Playing different venues every week means you can never tell how a gig will end up. Even if you’ve played a particular club before and you know its always went well, there is always that chance of the dynamics in the room being wrong, which is trade talk for a cunt in the audience being a cunt. That’s maybe a bit harsh as they might just be being an arsehole. So driving to a gig I always hope that it will go well but you never know. Last night though was the uniquely depressing situation of knowing I was driving to a gig to almost certainly die on my arse.
This was a gig in Invererry that is just by Aberdeen. I mistakenly thought it was in a club in Aberdeen that I had played before but my fuck up meant at 4.30 pm I discovered it was for a boxing match between Scotland and Norway and I was supposed to be on stage(in the boxing ring) at 8 pm. Driving fast isn’t my thing, mainly because I’ve got a shitey motor that makes it impossible to drive fast, but tearing the arse out of that old Citroen meant I got there in time. There must be something sadistic in the fact I was intentionally speeding to a place were I knew people would hate me.

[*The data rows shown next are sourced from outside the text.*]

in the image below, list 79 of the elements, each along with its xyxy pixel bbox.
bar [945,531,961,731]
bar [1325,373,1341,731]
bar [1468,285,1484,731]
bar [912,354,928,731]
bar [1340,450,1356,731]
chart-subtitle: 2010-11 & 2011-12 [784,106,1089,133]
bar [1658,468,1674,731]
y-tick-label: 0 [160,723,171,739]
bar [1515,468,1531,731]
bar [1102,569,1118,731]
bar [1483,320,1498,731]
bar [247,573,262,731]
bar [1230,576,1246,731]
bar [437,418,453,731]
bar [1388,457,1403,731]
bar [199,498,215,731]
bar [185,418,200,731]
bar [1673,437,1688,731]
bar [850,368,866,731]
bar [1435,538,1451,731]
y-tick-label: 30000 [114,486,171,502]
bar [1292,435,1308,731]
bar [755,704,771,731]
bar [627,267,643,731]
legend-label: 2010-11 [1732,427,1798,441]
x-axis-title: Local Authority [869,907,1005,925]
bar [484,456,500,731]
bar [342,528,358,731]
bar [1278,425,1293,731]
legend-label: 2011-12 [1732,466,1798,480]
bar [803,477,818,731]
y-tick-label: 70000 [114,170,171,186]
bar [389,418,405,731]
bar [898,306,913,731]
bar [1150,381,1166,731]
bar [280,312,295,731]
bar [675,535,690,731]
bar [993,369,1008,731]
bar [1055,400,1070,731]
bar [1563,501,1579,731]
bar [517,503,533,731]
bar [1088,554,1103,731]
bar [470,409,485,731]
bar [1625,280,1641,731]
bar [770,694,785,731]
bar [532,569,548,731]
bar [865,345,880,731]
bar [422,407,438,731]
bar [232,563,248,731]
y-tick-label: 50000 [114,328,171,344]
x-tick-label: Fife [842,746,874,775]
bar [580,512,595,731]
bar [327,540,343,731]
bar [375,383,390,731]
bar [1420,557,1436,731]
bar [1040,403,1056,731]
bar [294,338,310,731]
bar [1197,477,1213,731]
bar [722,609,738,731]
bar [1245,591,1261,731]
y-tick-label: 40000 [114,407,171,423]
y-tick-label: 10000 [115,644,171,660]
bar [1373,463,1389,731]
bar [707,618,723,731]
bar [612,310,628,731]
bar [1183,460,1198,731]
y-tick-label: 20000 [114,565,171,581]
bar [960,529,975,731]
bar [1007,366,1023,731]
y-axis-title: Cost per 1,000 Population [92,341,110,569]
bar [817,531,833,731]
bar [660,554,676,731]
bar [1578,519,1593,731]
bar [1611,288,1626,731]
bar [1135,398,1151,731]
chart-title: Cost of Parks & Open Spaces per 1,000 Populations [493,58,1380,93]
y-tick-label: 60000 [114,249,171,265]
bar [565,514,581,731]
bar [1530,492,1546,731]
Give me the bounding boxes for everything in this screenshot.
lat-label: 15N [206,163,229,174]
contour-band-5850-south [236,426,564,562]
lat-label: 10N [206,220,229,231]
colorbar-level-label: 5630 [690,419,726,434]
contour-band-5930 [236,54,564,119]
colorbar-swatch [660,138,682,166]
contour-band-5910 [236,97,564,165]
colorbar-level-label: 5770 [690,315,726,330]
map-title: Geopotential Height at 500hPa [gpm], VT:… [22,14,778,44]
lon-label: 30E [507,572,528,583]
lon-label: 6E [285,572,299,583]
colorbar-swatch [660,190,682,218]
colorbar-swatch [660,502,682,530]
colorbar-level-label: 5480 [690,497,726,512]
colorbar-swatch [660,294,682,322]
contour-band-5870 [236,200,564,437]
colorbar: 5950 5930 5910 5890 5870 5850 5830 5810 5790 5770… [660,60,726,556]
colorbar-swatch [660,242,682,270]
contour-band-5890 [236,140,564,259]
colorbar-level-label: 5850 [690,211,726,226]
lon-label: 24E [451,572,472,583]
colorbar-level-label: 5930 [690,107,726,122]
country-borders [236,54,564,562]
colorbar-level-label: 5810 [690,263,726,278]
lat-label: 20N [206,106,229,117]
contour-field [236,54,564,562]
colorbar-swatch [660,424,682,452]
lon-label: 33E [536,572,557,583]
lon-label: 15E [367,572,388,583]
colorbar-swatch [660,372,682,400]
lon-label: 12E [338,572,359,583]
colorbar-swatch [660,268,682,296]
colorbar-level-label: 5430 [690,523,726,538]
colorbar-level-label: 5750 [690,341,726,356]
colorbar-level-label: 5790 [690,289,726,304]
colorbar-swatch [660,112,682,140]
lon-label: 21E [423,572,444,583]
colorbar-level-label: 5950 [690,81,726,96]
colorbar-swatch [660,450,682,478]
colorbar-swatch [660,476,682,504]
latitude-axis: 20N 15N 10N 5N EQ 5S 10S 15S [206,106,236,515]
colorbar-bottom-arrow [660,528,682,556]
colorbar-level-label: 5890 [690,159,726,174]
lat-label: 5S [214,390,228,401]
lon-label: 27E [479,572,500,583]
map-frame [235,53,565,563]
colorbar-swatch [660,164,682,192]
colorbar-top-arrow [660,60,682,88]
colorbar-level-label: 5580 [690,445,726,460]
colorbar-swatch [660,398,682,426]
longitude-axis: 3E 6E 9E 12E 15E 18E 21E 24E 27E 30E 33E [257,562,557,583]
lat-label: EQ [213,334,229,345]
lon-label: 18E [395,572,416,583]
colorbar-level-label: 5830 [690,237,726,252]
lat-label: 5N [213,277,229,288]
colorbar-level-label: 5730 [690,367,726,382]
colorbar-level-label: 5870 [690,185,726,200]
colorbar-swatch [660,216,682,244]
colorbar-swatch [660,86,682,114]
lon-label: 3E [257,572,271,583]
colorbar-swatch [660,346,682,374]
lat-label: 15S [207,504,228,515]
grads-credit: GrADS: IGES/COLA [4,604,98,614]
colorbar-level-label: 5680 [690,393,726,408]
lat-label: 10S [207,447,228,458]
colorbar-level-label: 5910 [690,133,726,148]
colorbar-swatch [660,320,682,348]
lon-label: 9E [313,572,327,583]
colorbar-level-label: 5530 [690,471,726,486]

So I get there and notice some kids are in the audience. I have to mention to the organisers that the word cunt may be used. I’m told no cunt gets using the word cunt in front of young cunts.Cunt’s I think to myself.
So I step into the ring, which has to go down as a weird place to perform in and start my set. I can hear someone shout out “gees a windmill Gary” so possibly a fan in the crowd! Things are going slightly better than I thought they would until I mentioned Rangers and Celtic. Who would have thought 32 people from Coatbridge would be up there to watch the boxing. As the boos started I decided to bounce off the ropes like a battered boxer, purely for my own benefit.
“a used tae like you” was the last thing I heard as the theme from Rocky started.
Knowing the envelope with my payment had already been stashed in the car meant no awkward moments were I had to become Sleekit Stallone and fight for my money.
The words of encouragement hadn’t ended though as just as I was leaving the building one of the Coatbridge mob shouted “that’s no the Gary Little a know”.Cheers friend…
So thats my boxing career ended, but I’d rather have a stack of shite gig stories to tell instead of “a stormed this club” tales.